Millions of Americans still remain unemployed or under employed. The Senate will vote today on whether or not benefits should be extended. Photo: a.scpr.
Millions of Americans still remain unemployed or under employed. The Senate will vote today on whether or not benefits should be extended
Millions of Americans still remain unemployed or under employed. The Senate will vote today on whether or not benefits should be extended.
Photo: a.scpr.org/

The Senate will vote today on whether or not it will advance a bipartisan bill that offers a three-month extension of emergency longer-term unemployment benefits for the roughly 1.3 million long-term unemployed.
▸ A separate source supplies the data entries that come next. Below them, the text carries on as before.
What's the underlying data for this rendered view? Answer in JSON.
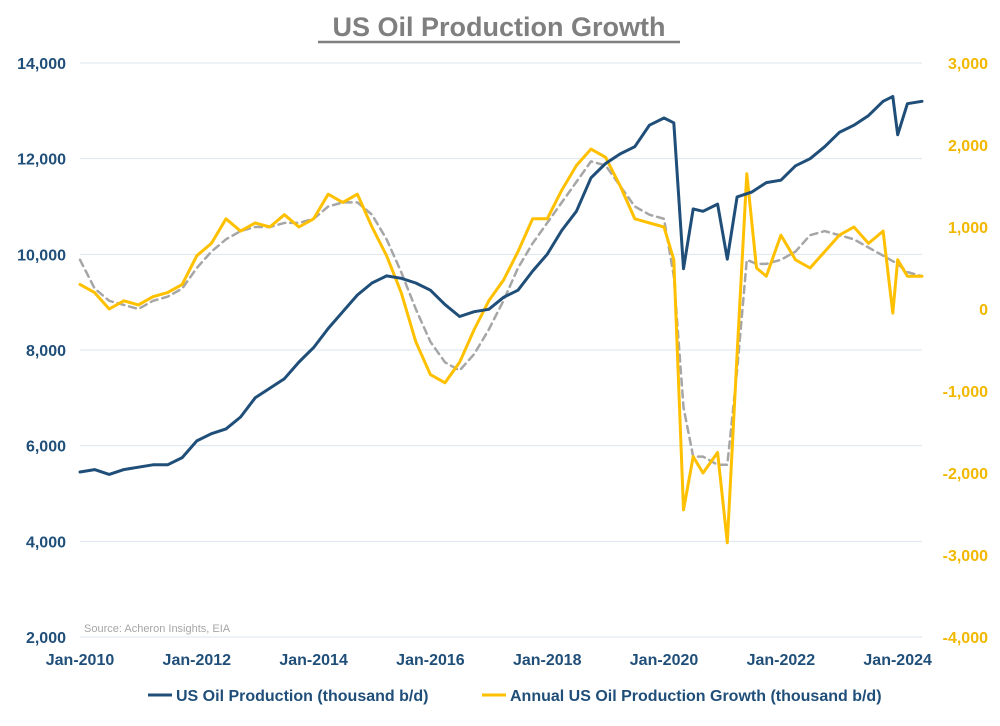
{
  "chart_data": {
    "type": "line",
    "title": "US Oil Production Growth",
    "source": "Source: Acheron Insights, EIA",
    "x_range": [
      "2010-01",
      "2024-06"
    ],
    "x_tick_labels": [
      "Jan-2010",
      "Jan-2012",
      "Jan-2014",
      "Jan-2016",
      "Jan-2018",
      "Jan-2020",
      "Jan-2022",
      "Jan-2024"
    ],
    "x_tick_dates": [
      "2010-01",
      "2012-01",
      "2014-01",
      "2016-01",
      "2018-01",
      "2020-01",
      "2022-01",
      "2024-01"
    ],
    "y_left": {
      "min": 2000,
      "max": 14000,
      "ticks": [
        2000,
        4000,
        6000,
        8000,
        10000,
        12000,
        14000
      ],
      "labels": [
        "2,000",
        "4,000",
        "6,000",
        "8,000",
        "10,000",
        "12,000",
        "14,000"
      ]
    },
    "y_right": {
      "min": -4000,
      "max": 3000,
      "ticks": [
        -4000,
        -3000,
        -2000,
        -1000,
        0,
        1000,
        2000,
        3000
      ],
      "labels": [
        "-4,000",
        "-3,000",
        "-2,000",
        "-1,000",
        "0",
        "1,000",
        "2,000",
        "3,000"
      ]
    },
    "grid": "horizontal",
    "legend_position": "bottom",
    "colors": {
      "production": "#1f4e79",
      "growth": "#ffc000",
      "trend": "#a6a6a6",
      "grid": "#dbe5f1"
    },
    "series": [
      {
        "name": "US Oil Production (thousand b/d)",
        "axis": "left",
        "x": [
          "2010-01",
          "2010-04",
          "2010-07",
          "2010-10",
          "2011-01",
          "2011-04",
          "2011-07",
          "2011-10",
          "2012-01",
          "2012-04",
          "2012-07",
          "2012-10",
          "2013-01",
          "2013-04",
          "2013-07",
          "2013-10",
          "2014-01",
          "2014-04",
          "2014-07",
          "2014-10",
          "2015-01",
          "2015-04",
          "2015-07",
          "2015-10",
          "2016-01",
          "2016-04",
          "2016-07",
          "2016-10",
          "2017-01",
          "2017-04",
          "2017-07",
          "2017-10",
          "2018-01",
          "2018-04",
          "2018-07",
          "2018-10",
          "2019-01",
          "2019-04",
          "2019-07",
          "2019-10",
          "2020-01",
          "2020-03",
          "2020-05",
          "2020-07",
          "2020-09",
          "2020-12",
          "2021-02",
          "2021-04",
          "2021-07",
          "2021-10",
          "2022-01",
          "2022-04",
          "2022-07",
          "2022-10",
          "2023-01",
          "2023-04",
          "2023-07",
          "2023-10",
          "2023-12",
          "2024-01",
          "2024-03",
          "2024-06"
        ],
        "values": [
          5450,
          5500,
          5400,
          5500,
          5550,
          5600,
          5600,
          5750,
          6100,
          6250,
          6350,
          6600,
          7000,
          7200,
          7400,
          7750,
          8050,
          8450,
          8800,
          9150,
          9400,
          9550,
          9500,
          9400,
          9250,
          8950,
          8700,
          8800,
          8850,
          9100,
          9250,
          9650,
          10000,
          10500,
          10900,
          11600,
          11900,
          12100,
          12250,
          12700,
          12850,
          12750,
          9700,
          10950,
          10900,
          11050,
          9900,
          11200,
          11300,
          11500,
          11550,
          11850,
          12000,
          12250,
          12550,
          12700,
          12900,
          13200,
          13300,
          12500,
          13150,
          13200
        ]
      },
      {
        "name": "Annual US Oil Production Growth (thousand b/d)",
        "axis": "right",
        "x": [
          "2010-01",
          "2010-04",
          "2010-07",
          "2010-10",
          "2011-01",
          "2011-04",
          "2011-07",
          "2011-10",
          "2012-01",
          "2012-04",
          "2012-07",
          "2012-10",
          "2013-01",
          "2013-04",
          "2013-07",
          "2013-10",
          "2014-01",
          "2014-04",
          "2014-07",
          "2014-10",
          "2015-01",
          "2015-04",
          "2015-07",
          "2015-10",
          "2016-01",
          "2016-04",
          "2016-07",
          "2016-10",
          "2017-01",
          "2017-04",
          "2017-07",
          "2017-10",
          "2018-01",
          "2018-04",
          "2018-07",
          "2018-10",
          "2019-01",
          "2019-04",
          "2019-07",
          "2019-10",
          "2020-01",
          "2020-03",
          "2020-05",
          "2020-07",
          "2020-09",
          "2020-12",
          "2021-02",
          "2021-04",
          "2021-06",
          "2021-08",
          "2021-10",
          "2022-01",
          "2022-04",
          "2022-07",
          "2022-10",
          "2023-01",
          "2023-04",
          "2023-07",
          "2023-10",
          "2023-12",
          "2024-01",
          "2024-03",
          "2024-06"
        ],
        "values": [
          300,
          200,
          0,
          100,
          50,
          150,
          200,
          300,
          650,
          800,
          1100,
          950,
          1050,
          1000,
          1150,
          1000,
          1100,
          1400,
          1300,
          1400,
          1000,
          650,
          200,
          -400,
          -800,
          -900,
          -650,
          -250,
          100,
          350,
          700,
          1100,
          1100,
          1450,
          1750,
          1950,
          1850,
          1500,
          1100,
          1050,
          1000,
          600,
          -2450,
          -1800,
          -2000,
          -1750,
          -2850,
          -550,
          1650,
          500,
          400,
          900,
          600,
          500,
          700,
          900,
          1000,
          800,
          950,
          -50,
          600,
          400,
          400
        ]
      },
      {
        "name": "",
        "axis": "right",
        "style": "dashed",
        "x": [
          "2010-01",
          "2010-04",
          "2010-07",
          "2010-10",
          "2011-01",
          "2011-04",
          "2011-07",
          "2011-10",
          "2012-01",
          "2012-04",
          "2012-07",
          "2012-10",
          "2013-01",
          "2013-04",
          "2013-07",
          "2013-10",
          "2014-01",
          "2014-04",
          "2014-07",
          "2014-10",
          "2015-01",
          "2015-04",
          "2015-07",
          "2015-10",
          "2016-01",
          "2016-04",
          "2016-07",
          "2016-10",
          "2017-01",
          "2017-04",
          "2017-07",
          "2017-10",
          "2018-01",
          "2018-04",
          "2018-07",
          "2018-10",
          "2019-01",
          "2019-04",
          "2019-07",
          "2019-10",
          "2020-01",
          "2020-03",
          "2020-05",
          "2020-07",
          "2020-09",
          "2020-12",
          "2021-02",
          "2021-04",
          "2021-06",
          "2021-08",
          "2021-10",
          "2022-01",
          "2022-04",
          "2022-07",
          "2022-10",
          "2023-01",
          "2023-04",
          "2023-07",
          "2023-10",
          "2024-01",
          "2024-03",
          "2024-06"
        ],
        "values": [
          600,
          250,
          100,
          50,
          0,
          100,
          150,
          250,
          500,
          700,
          850,
          950,
          1000,
          1000,
          1050,
          1050,
          1100,
          1250,
          1300,
          1300,
          1150,
          850,
          450,
          0,
          -400,
          -650,
          -750,
          -550,
          -250,
          100,
          500,
          800,
          1050,
          1300,
          1550,
          1800,
          1750,
          1500,
          1250,
          1150,
          1100,
          400,
          -1200,
          -1800,
          -1800,
          -1900,
          -1900,
          -750,
          600,
          550,
          550,
          600,
          700,
          900,
          950,
          900,
          850,
          750,
          650,
          550,
          450,
          400
        ]
      }
    ]
  }
}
The extended unemployment program started in 2008, a program intended to help jobless people after they exhausted state benefits.

Although the extended benefits typically last six months (26 weeks in most states), at one point  they provided as much as 99 weeks of additional federally-funded emergency relief, and it has been renewed 11 times since it was put in place by President George W. Bush..

But the program expired on Dec. 28, 2013, and nine days later, it's still unclear whether the legislation has enough votes to pass the bill.

"Never with unemployment like this have we even considered not extending them," Senate Majority Leader Harry Reid said on CBS's "Face the Nation."

"It's the right thing to do," said Reid, adding that an extension would have the effect of pouring money into purchased goods and service, bolstering the gross domestic product by $23 billion.

Senate Democrats have been working to reach a compromise with Republicans on extending the benefits for three months-- part of a broader economic agenda Democrats are pushing in the new year that also includes raising the minimum wage.

The Congressional Budget Office estimates that an extension of unemployment benefits will cost about $6.5 billion. Republicans say they will consider supporting the bill to extend the benefits. But only if Democrats find a way to pay for it.